Features for the last example :

[1, 17, 6, 194, 337, 7, 4, 204, 22, 45, 254, 8, 106, 14, 123, 4, 2, 270, 2, 5, 2, 2, 732, 2098, 101, 405, 39, 14, 1034, 4, 1310, 9, 115, 50, 305, 12, 47, 4, 168, 5, 235, 7, 38, 111, 699, 102, 7, 4, 4039, 9245, 9, 24, 6, 78, 1099, 17, 2345, 2, 21, 27, 9685, 6139, 5, 2, 1603, 92, 1183, 4, 1310, 7, 4, 204, 42, 97, 90, 35, 221, 109, 29, 127, 27, 118, 8, 97, 12, 157, 21, 6789, 2, 9, 6, 66, 78, 1099, 4, 631, 1191, 5, 2642, 272, 191, 1070, 6, 7585, 8, 2197, 2, 2, 544, 5, 383, 1271, 848, 1468, 2, 497, 2, 8, 1597, 8778, 2, 21, 60, 27, 239, 9, 43, 8368, 209, 405, 10, 10, 12, 764, 40, 4, 248, 20, 12, 16, 5, 174, 1791, 72, 7, 51, 6, 1739, 22, 4, 204, 131, 9]


Label: 0


**Spotlights** 

- This output highlights the characteristics derived from the last movie review.
- Each characteristic corresponds to a word in the review, listed in order of appearance.
- The numerical value assigned to each characteristic indicates the word's frequency rank within the dataset, with common words receiving lower numbers and rare words getting higher ones.

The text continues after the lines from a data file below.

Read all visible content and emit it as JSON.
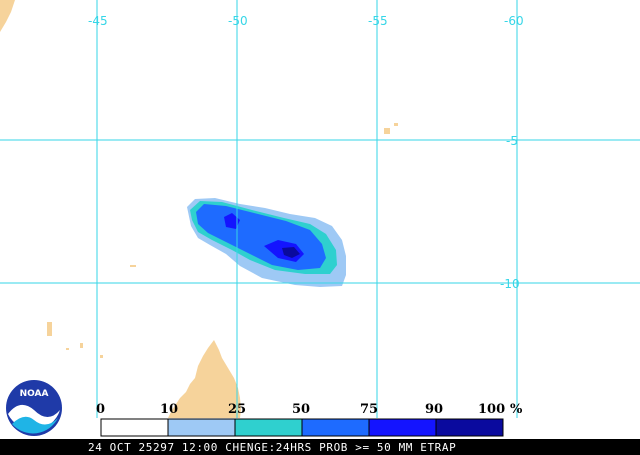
{
  "map": {
    "longitude_labels": [
      "-45",
      "-50",
      "-55",
      "-60"
    ],
    "latitude_labels": [
      "-5",
      "-10"
    ]
  },
  "legend": {
    "ticks": [
      "0",
      "10",
      "25",
      "50",
      "75",
      "90",
      "100"
    ],
    "unit": "%",
    "colors": [
      "#ffffff",
      "#9ec9f5",
      "#2fd0cf",
      "#1e6bff",
      "#1414ff",
      "#0a0a9e"
    ]
  },
  "footer": {
    "text": "24 OCT 25297 12:00 CHENGE:24HRS PROB >= 50 MM ETRAP"
  },
  "logo": {
    "text": "NOAA"
  }
}
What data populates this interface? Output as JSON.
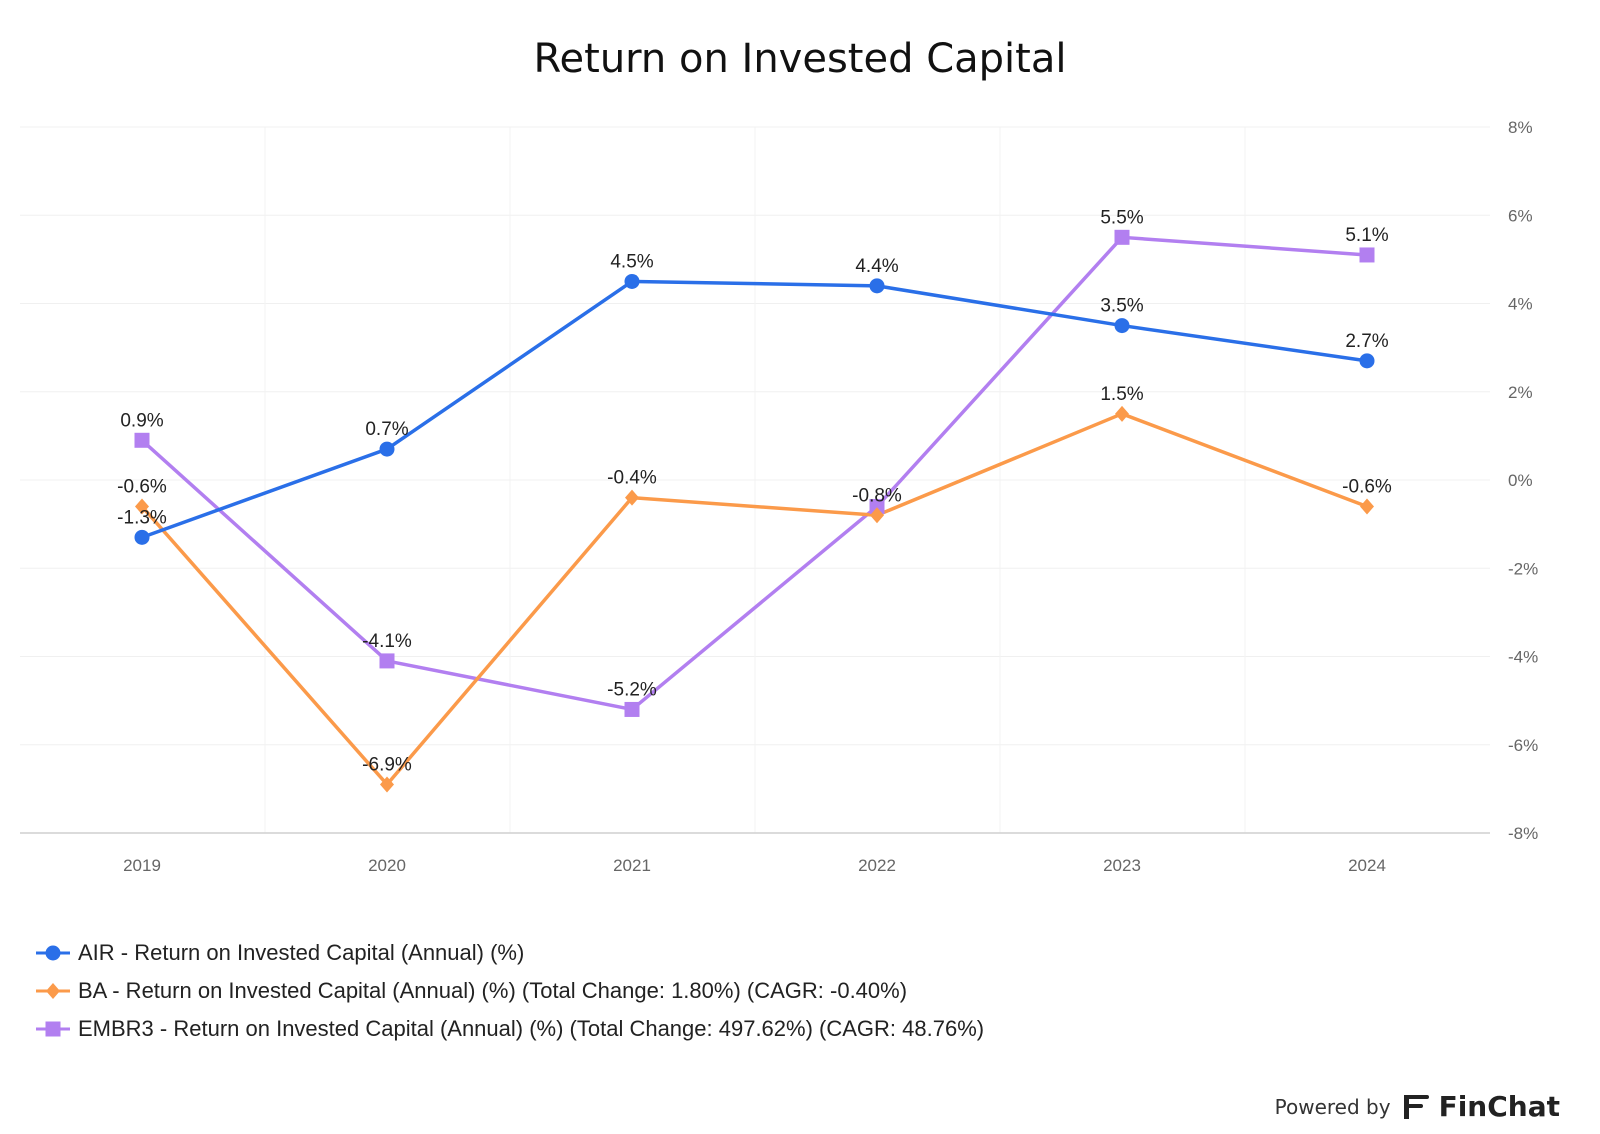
{
  "chart_data": {
    "type": "line",
    "title": "Return on Invested Capital",
    "categories": [
      "2019",
      "2020",
      "2021",
      "2022",
      "2023",
      "2024"
    ],
    "y_axis": {
      "position": "right",
      "min": -8,
      "max": 8,
      "step": 2,
      "tick_labels": [
        "8%",
        "6%",
        "4%",
        "2%",
        "0%",
        "-2%",
        "-4%",
        "-6%",
        "-8%"
      ]
    },
    "grid": true,
    "legend_position": "bottom-left",
    "series": [
      {
        "name": "AIR - Return on Invested Capital (Annual) (%)",
        "color": "#2a6fe8",
        "marker": "circle",
        "values": [
          -1.3,
          0.7,
          4.5,
          4.4,
          3.5,
          2.7
        ],
        "labels": [
          "-1.3%",
          "0.7%",
          "4.5%",
          "4.4%",
          "3.5%",
          "2.7%"
        ]
      },
      {
        "name": "BA - Return on Invested Capital (Annual) (%) (Total Change: 1.80%) (CAGR: -0.40%)",
        "color": "#fb9a4a",
        "marker": "diamond",
        "values": [
          -0.6,
          -6.9,
          -0.4,
          -0.8,
          1.5,
          -0.6
        ],
        "labels": [
          "-0.6%",
          "-6.9%",
          "-0.4%",
          "-0.8%",
          "1.5%",
          "-0.6%"
        ]
      },
      {
        "name": "EMBR3 - Return on Invested Capital (Annual) (%) (Total Change: 497.62%) (CAGR: 48.76%)",
        "color": "#b27ff0",
        "marker": "square",
        "values": [
          0.9,
          -4.1,
          -5.2,
          -0.6,
          5.5,
          5.1
        ],
        "labels": [
          "0.9%",
          "-4.1%",
          "-5.2%",
          "",
          "5.5%",
          "5.1%"
        ]
      }
    ]
  },
  "footer": {
    "powered_by": "Powered by",
    "brand": "FinChat"
  }
}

The label for this example is 0, indicating a negative sentiment in a binary classification scenario, where 1 would denote a positive sentiment.

### Interpret the encoded data accurately to transform sequence values into meaningful text.

- The first and second lines will convert each numerical feature into its corresponding word by using a predefined dictionary for the dataset.
- In line six, any unfamiliar word will be substituted with a question mark (?).
- This process ensures that all numerical values are accurately represented in a more understandable format.

In [14]:
index = datasets.imdb.get_word_index()
index_dictionary = dict([(value, key) for (key, value) in index.items()])

"""To enhance clarity, substitute any unfamiliar terms with '?'."""
decoded = " ".join([index_dictionary.get(i - 3, "?") for i in X_train[-1]])

### Analyze the Output

In [15]:
print("\n", decoded)


 ? as a big fan of the original film it's hard to watch this show the ? set ? and ? ? sets rob any style from this remake the mood is never there instead it has the look and feel of so many television movies of the seventies crenna is not a bad choice as walter ? but his snappy wardrobe and ? apartment don't fit the mood of the original or make him an interesting character he does his best to make it work but samantha ? is a really bad choice the english accent and california looks can't hold a candle to barbara ? ? voice and sex appeal lee j ? tries ? to fashion barton ? but even his performance is just gruff without style br br it feels like the tv movie it was and again reminds me of what a remarkable film the original still is


**Spotlights** 

Upon reading the text, it is evident why it received a negative label.

- By examining the words alongside their numerical rankings, it becomes clear that the order is logical. For instance, the word "this" ranks 14, showing it is quite frequent, while "rob" ranks 2098, suggesting it is much rarer.
- The review's text is presented in a simplified manner, lacking punctuation and capital letters, which makes it easier for the neural network to analyze.
- Further text processing could involve eliminating stop words or extracting lemmas, but this level of analysis is adequate for the moment.